The Bank of Japan didn’t raise rates.
“At the end of 2022, markets were looking for the end of [negative-interest-rate policy] in Japan, with the policy rate priced to rise to 30 [basis points] in 2023. The market continuously tested the [Bank of Japan’s] dovish resolve, forcing the yen to a multi-decade low and persistently pushing [Japanese government bond] yields up against the yield cap.”
There was no banking crisis.
“We knew that after a decade of low rates and [quantitative easing], the transition to higher policy rates would be bumpy. One of those bumps was the [Silicon Valley Bank] collapse, which led to broader-based worries about the liquidity of regional banks and was followed shortly by the Credit Suisse buyout.
“At the time, we wrote that we didn’t expect a full-blown crisis, owing to the self-correcting nature of a rising interest rate-driven crisis, as well as the quick reaction of the authorities. Nor did we expect contagion across European banks. We were happily proved right.
“However, the crisis had even less impact than we had initially thought: credit conditions tightened but didn’t squeeze growth as much as we had anticipated.”
There was no U.S. government default.
“Amid increasingly polarized politics in the United States, markets got jittery in the second quarter, with US [credit default swap] spreads rising as the debt ceiling loomed once again. In June, we got the expected resolution but it was a reminder to investors of the structural issues with US govvies — something that markets were reminded of a couple months later when Fitch downgraded US debt to AA+ from AAA citing a growing debt burden and repeated debt-limit standoffs.”
China didn’t have a reopening boom.
“At the end of 2022, China exited Covid restrictions while at the same time stimulating and toning down ‘common prosperity’ messaging; it was meant to experience the reopening boom that had been seen in [developed markets] in 2021.
“However, as we pointed out at the time, stimulus was drip-feed, the property sector imposed a structural drag and related consumer behavior remained too cautious to spur growth. The economy is now stabilizing in what is an ‘L-shaped’ recovery, but the property contraction will continue for years and China’s new growth model is slower.”
The global property market didn’t collapse.

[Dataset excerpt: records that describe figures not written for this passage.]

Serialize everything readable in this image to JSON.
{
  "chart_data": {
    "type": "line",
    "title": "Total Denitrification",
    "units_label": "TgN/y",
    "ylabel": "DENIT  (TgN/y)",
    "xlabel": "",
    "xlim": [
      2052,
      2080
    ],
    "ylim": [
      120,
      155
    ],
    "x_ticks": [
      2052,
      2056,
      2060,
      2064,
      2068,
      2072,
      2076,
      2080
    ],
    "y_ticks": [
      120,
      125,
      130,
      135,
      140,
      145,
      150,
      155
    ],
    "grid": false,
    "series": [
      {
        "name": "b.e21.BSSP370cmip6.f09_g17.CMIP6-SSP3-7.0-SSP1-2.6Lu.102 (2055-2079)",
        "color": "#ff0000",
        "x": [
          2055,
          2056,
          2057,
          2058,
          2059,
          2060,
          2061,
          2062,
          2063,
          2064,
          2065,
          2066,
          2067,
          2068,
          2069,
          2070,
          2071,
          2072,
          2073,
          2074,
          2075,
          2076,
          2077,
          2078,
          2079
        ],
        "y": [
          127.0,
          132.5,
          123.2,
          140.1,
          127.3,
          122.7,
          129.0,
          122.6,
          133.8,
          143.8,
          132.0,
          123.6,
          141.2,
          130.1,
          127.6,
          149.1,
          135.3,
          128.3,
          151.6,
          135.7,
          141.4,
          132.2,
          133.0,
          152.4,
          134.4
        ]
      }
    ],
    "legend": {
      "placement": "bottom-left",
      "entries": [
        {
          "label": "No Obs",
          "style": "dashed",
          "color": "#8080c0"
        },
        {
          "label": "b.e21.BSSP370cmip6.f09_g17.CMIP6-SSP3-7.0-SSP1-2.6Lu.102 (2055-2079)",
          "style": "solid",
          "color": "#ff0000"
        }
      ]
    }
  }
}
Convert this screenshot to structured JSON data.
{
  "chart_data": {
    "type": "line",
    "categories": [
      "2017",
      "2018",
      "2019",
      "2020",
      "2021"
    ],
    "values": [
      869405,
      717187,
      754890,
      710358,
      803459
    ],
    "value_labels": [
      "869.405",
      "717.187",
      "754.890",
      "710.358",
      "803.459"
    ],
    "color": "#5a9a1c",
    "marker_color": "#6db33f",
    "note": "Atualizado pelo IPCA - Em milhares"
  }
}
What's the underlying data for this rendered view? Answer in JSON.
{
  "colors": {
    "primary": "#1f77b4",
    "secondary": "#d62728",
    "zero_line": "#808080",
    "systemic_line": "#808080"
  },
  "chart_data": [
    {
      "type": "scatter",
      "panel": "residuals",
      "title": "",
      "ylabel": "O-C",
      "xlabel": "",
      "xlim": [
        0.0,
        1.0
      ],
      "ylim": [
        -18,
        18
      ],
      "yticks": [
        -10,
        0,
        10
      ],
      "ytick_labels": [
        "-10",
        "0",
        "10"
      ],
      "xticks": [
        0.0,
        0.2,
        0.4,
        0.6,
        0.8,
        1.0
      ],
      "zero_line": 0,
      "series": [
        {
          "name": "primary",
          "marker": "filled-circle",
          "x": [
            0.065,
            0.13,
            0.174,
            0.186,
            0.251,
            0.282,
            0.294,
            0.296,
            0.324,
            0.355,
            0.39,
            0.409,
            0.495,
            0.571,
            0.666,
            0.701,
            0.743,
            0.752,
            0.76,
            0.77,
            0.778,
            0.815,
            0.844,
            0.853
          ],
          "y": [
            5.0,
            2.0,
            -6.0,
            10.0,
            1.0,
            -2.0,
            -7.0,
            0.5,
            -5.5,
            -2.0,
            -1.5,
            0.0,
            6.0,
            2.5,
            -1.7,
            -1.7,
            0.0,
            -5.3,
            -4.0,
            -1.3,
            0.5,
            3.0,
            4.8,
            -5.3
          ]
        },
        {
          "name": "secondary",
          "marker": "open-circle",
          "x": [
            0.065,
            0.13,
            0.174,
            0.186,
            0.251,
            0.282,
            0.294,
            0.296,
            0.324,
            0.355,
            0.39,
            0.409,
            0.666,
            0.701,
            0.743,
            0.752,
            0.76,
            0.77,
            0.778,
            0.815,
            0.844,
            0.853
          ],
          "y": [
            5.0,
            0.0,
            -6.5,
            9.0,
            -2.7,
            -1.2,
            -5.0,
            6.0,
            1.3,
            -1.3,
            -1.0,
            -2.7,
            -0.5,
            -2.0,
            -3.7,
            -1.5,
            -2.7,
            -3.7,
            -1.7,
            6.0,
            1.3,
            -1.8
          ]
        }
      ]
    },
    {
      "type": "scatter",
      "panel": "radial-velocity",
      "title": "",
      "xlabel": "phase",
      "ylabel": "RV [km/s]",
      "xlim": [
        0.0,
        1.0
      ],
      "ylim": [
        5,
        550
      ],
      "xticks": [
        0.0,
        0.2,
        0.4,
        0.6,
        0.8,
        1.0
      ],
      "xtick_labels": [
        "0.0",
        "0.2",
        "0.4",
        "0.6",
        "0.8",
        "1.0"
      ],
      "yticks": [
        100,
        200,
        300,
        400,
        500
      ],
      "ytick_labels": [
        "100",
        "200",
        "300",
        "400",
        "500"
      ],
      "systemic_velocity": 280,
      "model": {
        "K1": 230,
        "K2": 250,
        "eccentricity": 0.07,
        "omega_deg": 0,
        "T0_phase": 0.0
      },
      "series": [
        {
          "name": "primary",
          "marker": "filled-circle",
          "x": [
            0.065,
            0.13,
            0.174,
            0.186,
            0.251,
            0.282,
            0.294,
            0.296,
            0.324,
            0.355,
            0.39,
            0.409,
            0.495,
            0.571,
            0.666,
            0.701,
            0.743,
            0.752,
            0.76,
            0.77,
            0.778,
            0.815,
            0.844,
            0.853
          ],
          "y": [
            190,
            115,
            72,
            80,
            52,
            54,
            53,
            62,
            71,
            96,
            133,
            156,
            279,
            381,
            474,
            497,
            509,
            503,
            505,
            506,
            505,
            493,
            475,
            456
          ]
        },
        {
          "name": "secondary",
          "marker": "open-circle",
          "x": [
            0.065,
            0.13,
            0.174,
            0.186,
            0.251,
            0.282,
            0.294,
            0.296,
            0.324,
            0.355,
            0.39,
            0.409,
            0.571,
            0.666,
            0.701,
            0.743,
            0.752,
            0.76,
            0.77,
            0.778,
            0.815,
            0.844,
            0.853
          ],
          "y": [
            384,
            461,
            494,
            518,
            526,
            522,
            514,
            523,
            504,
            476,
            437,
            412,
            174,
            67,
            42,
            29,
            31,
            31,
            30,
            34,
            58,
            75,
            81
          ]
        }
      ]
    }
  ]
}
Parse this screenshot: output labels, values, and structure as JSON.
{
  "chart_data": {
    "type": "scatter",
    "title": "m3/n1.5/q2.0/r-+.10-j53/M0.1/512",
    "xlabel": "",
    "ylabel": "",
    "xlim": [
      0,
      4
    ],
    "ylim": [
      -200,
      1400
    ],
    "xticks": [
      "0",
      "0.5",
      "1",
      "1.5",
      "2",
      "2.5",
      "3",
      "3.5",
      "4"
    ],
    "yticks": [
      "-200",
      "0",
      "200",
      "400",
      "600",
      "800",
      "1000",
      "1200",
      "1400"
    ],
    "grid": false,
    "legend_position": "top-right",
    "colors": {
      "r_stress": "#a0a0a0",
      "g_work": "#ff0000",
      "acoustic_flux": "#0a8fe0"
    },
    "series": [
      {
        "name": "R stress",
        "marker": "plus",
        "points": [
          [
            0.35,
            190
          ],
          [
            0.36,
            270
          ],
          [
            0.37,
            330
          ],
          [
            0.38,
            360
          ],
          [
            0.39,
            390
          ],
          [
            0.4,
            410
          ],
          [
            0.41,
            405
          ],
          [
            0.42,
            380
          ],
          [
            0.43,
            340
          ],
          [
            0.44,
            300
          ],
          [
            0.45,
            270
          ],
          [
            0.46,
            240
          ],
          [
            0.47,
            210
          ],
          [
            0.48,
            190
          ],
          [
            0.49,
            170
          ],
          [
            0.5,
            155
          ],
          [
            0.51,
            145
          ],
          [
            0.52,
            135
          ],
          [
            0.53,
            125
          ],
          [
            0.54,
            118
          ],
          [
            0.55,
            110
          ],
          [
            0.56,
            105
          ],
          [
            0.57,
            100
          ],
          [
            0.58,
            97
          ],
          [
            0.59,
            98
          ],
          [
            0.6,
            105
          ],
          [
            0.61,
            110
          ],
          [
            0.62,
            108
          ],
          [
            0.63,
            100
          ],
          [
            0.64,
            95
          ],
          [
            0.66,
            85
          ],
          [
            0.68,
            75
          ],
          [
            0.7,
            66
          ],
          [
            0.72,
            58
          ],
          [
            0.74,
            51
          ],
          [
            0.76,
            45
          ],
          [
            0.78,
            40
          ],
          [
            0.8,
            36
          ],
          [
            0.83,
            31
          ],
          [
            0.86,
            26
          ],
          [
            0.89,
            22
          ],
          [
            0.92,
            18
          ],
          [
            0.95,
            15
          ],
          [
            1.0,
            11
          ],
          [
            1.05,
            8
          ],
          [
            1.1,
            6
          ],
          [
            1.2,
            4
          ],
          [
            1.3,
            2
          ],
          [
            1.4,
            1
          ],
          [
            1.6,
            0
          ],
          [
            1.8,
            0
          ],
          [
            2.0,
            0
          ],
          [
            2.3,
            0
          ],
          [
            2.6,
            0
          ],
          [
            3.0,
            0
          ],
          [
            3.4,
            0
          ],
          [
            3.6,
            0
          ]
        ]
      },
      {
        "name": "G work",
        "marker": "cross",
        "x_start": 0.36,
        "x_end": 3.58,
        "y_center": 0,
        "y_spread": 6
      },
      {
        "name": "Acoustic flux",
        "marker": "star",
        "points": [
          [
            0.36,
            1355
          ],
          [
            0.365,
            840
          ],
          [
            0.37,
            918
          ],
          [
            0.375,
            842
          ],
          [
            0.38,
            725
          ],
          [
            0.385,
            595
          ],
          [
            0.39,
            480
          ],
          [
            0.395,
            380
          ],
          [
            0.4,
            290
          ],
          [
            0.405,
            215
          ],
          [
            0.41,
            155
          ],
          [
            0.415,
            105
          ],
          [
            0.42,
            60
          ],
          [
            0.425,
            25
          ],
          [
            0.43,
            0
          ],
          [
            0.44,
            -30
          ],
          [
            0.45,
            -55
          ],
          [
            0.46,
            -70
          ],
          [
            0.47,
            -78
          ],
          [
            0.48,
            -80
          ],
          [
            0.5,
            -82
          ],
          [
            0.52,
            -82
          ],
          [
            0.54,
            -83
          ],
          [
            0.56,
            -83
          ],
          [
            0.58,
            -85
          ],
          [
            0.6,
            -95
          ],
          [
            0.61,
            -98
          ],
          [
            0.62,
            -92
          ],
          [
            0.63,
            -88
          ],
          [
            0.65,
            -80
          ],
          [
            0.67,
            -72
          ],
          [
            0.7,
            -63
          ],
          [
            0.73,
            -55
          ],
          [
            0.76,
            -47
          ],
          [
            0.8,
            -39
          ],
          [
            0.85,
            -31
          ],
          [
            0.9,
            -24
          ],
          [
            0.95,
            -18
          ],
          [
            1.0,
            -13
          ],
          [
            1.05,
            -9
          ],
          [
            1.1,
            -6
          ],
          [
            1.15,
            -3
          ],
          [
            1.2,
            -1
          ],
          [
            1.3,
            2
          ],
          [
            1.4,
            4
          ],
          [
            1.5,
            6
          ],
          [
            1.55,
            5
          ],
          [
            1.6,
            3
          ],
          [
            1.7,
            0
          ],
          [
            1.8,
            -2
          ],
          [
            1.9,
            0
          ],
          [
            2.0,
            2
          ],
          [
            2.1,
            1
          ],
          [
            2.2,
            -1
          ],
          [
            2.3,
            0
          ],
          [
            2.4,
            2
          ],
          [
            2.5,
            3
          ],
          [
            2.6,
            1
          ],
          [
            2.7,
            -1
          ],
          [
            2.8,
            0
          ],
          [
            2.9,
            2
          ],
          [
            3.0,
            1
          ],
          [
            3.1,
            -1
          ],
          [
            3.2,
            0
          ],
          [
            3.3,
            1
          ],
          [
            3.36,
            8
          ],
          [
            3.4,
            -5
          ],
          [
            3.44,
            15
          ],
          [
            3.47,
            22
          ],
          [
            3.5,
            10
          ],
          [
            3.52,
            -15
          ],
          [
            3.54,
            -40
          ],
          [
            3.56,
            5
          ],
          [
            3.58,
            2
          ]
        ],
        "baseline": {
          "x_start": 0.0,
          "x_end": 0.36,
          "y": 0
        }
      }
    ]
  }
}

“Our colleague Dario Perkins identifies several reasons for this resilience: (i) expectations of imminent rate cuts; (ii) a sellers’ strike (the result of interest-rate ‘lock-ins’ and homeowner psychology); (iii) various ‘extend and pretend’ schemes, especially in the highest-risk markets (such as Canada); (iv) money illusion (reductions in real rather than nominal prices); (v) structural sources of demand (remote working and immigration); and (vi) the absence of ‘forced sellers’ thanks to continued strength in labor markets. It should be clear that while these forces have helped the soft-landing thesis in 2023, they do not rule out a hard landing in 2024. Thus, risks persist.”
Geopolitical shocks didn’t shock.
“Russia’s invasion of Ukraine in 2022 had a large impact on asset markets and economies but the adjustment was made in that same year. Supply chains were modified, infrastructure built and energy prices came down; markets moved on amid inherently un-discountable tail risks. In October, a conflict began between Israel-Hamas and the associated threat to oil supply saw energy prices spike. But once again, amid hard-to-price extreme geopolitical risk, markets simply moved on.”